Ireland's OWN: History
30 June 2002
Nelson tip-off Saved SAS's Gibraltar 3 Op
—Sunday Life
ARMY intelligence agents saved the life of one of the IRA's Gibraltar Three — so the top secret SAS operation, in which he was shot dead along with his companions, could go ahead.
Vital information that Danny McCann was being targeted in west Belfast by the UDA, was given by Army spy Brian Nelson to his military intelligence handlers, just weeks
before a planned IRA bombing in the colony.
Both British military intelligence and MI5 already knew most of the details of the planned Gibraltar attack on soldiers — including the likely date and the names of the active service unit that would carry it out.

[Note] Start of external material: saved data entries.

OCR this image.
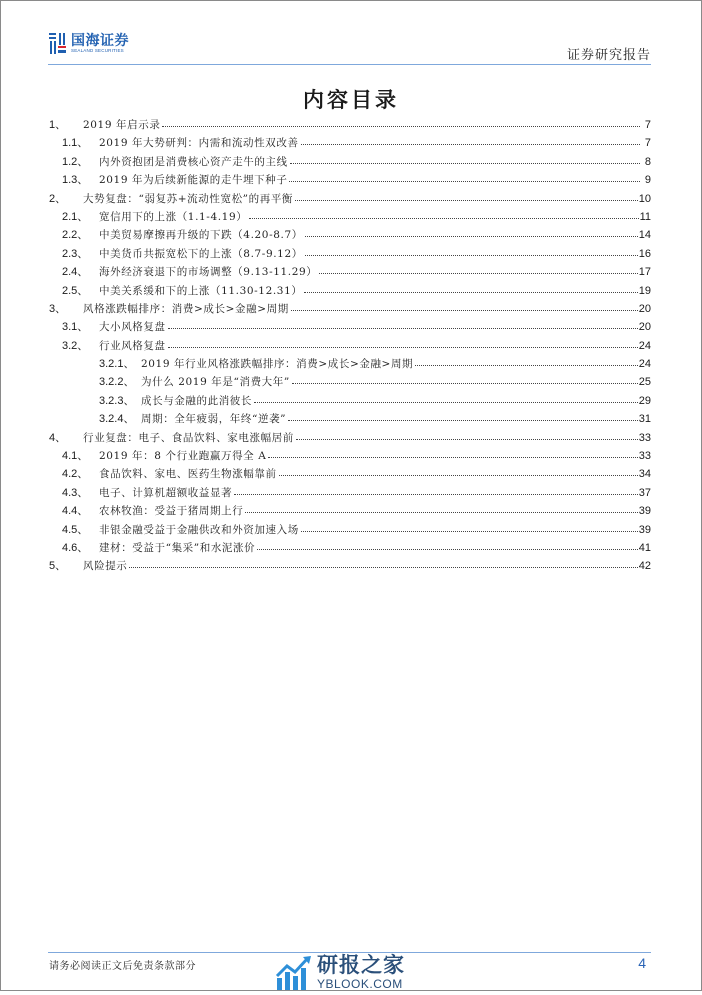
国海证券
SEALAND SECURITIES	证券研究报告
内容目录
1、	2019 年启示录	7
1.1、	2019 年大势研判：内需和流动性双改善	7
1.2、	内外资抱团是消费核心资产走牛的主线	8
1.3、	2019 年为后续新能源的走牛埋下种子	9
2、	大势复盘：“弱复苏+流动性宽松”的再平衡	10
2.1、	宽信用下的上涨（1.1-4.19）	11
2.2、	中美贸易摩擦再升级的下跌（4.20-8.7）	14
2.3、	中美货币共振宽松下的上涨（8.7-9.12）	16
2.4、	海外经济衰退下的市场调整（9.13-11.29）	17
2.5、	中美关系缓和下的上涨（11.30-12.31）	19
3、	风格涨跌幅排序：消费>成长>金融>周期	20
3.1、	大小风格复盘	20
3.2、	行业风格复盘	24
3.2.1、 2019 年行业风格涨跌幅排序：消费>成长>金融>周期	24
3.2.2、 为什么 2019 年是“消费大年”	25
3.2.3、 成长与金融的此消彼长	29
3.2.4、 周期：全年疲弱，年终“逆袭”	31
4、	行业复盘：电子、食品饮料、家电涨幅居前	33
4.1、	2019 年：8 个行业跑赢万得全 A	33
4.2、	食品饮料、家电、医药生物涨幅靠前	34
4.3、	电子、计算机超额收益显著	37
4.4、	农林牧渔：受益于猪周期上行	39
4.5、	非银金融受益于金融供改和外资加速入场	39
4.6、	建材：受益于“集采”和水泥涨价	41
5、	风险提示	42
请务必阅读正文后免责条款部分	研报之家
YBLOOK.COM
4
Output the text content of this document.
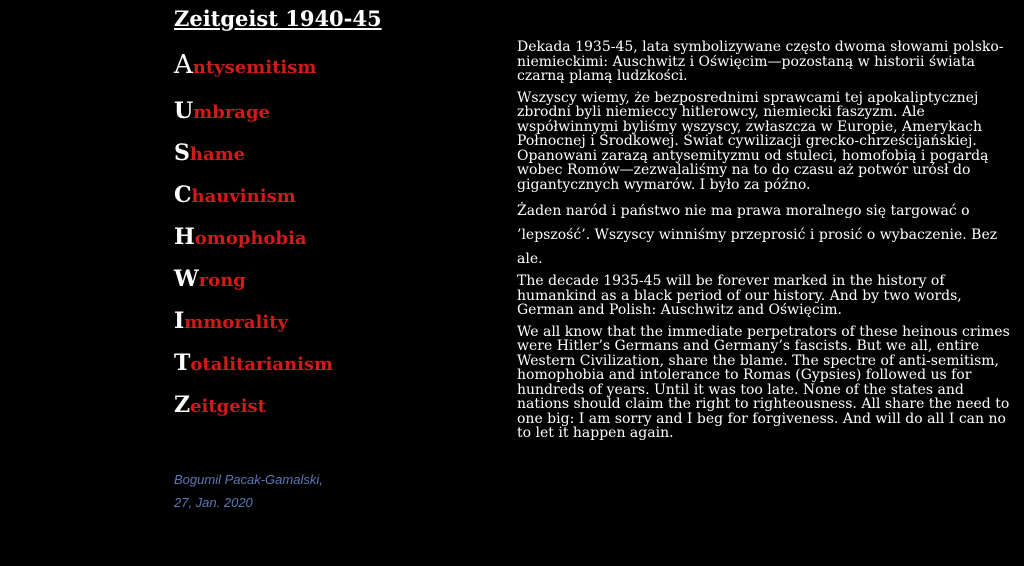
Zeitgeist 1940-45
Antysemitism
Umbrage
Shame
Chauvinism
Homophobia
Wrong
Immorality
Totalitarianism
Zeitgeist
Bogumil Pacak-Gamalski,
27, Jan. 2020

Dekada 1935-45, lata symbolizywane często dwoma słowami polsko-niemieckimi: Auschwitz i Oświęcim—pozostaną w historii świata czarną plamą ludzkości.

Wszyscy wiemy, że bezposrednimi sprawcami tej apokaliptycznej zbrodni byli niemieccy hitlerowcy, niemiecki faszyzm. Ale współwinnymi byliśmy wszyscy, zwłaszcza w Europie, Amerykach Połnocnej i Środkowej. Świat cywilizacji grecko-chrześcijańskiej. Opanowani zarazą antysemityzmu od stuleci, homofobią i pogardą wobec Romów—zezwalaliśmy na to do czasu aż potwór urósł do gigantycznych wymarów. I było za późno.

Żaden naród i państwo nie ma prawa moralnego się targować o ’lepszość’. Wszyscy winniśmy przeprosić i prosić o wybaczenie. Bez ale.

The decade 1935-45 will be forever marked in the history of humankind as a black period of our history. And by two words, German and Polish: Auschwitz and Oświęcim.

We all know that the immediate perpetrators of these heinous crimes were Hitler’s Germans and Germany’s fascists. But we all, entire Western Civilization, share the blame. The spectre of anti-semitism, homophobia and intolerance to Romas (Gypsies) followed us for hundreds of years. Until it was too late. None of the states and nations should claim the right to righteousness. All share the need to one big: I am sorry and I beg for forgiveness. And will do all I can no to let it happen again.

This top-level information is thought to have been provided to the security services by their IRA agent — code-named 'steak-knife'.
When Nelson reported to Army agents in early 1988, that McCann was to be shot at home in Belfast by the UFF, preparations for foiling the Gibraltar attack were well-advanced.
Operation Flavius had already been authorised at the highest level.
Security chiefs were anxious to ensure that the IRA team already selected should arrive safely in Gibraltar, where arrangements had already been made for them to be shadowed by MI5 agents and "intercepted" by SAS soldiers.
As a result, on the night the UFF gunmen planned to kill McCann, the entire area was flooded with troops.
Realising this, the UFF recce team warned the follow-up gunmen, and the murder bid was called off.
But there was no need for a second attempt.
In March 1988, McCann, Sean Savage and Mairéad Farrell were shot dead by the SAS, after crossing into Gibraltar from Spain.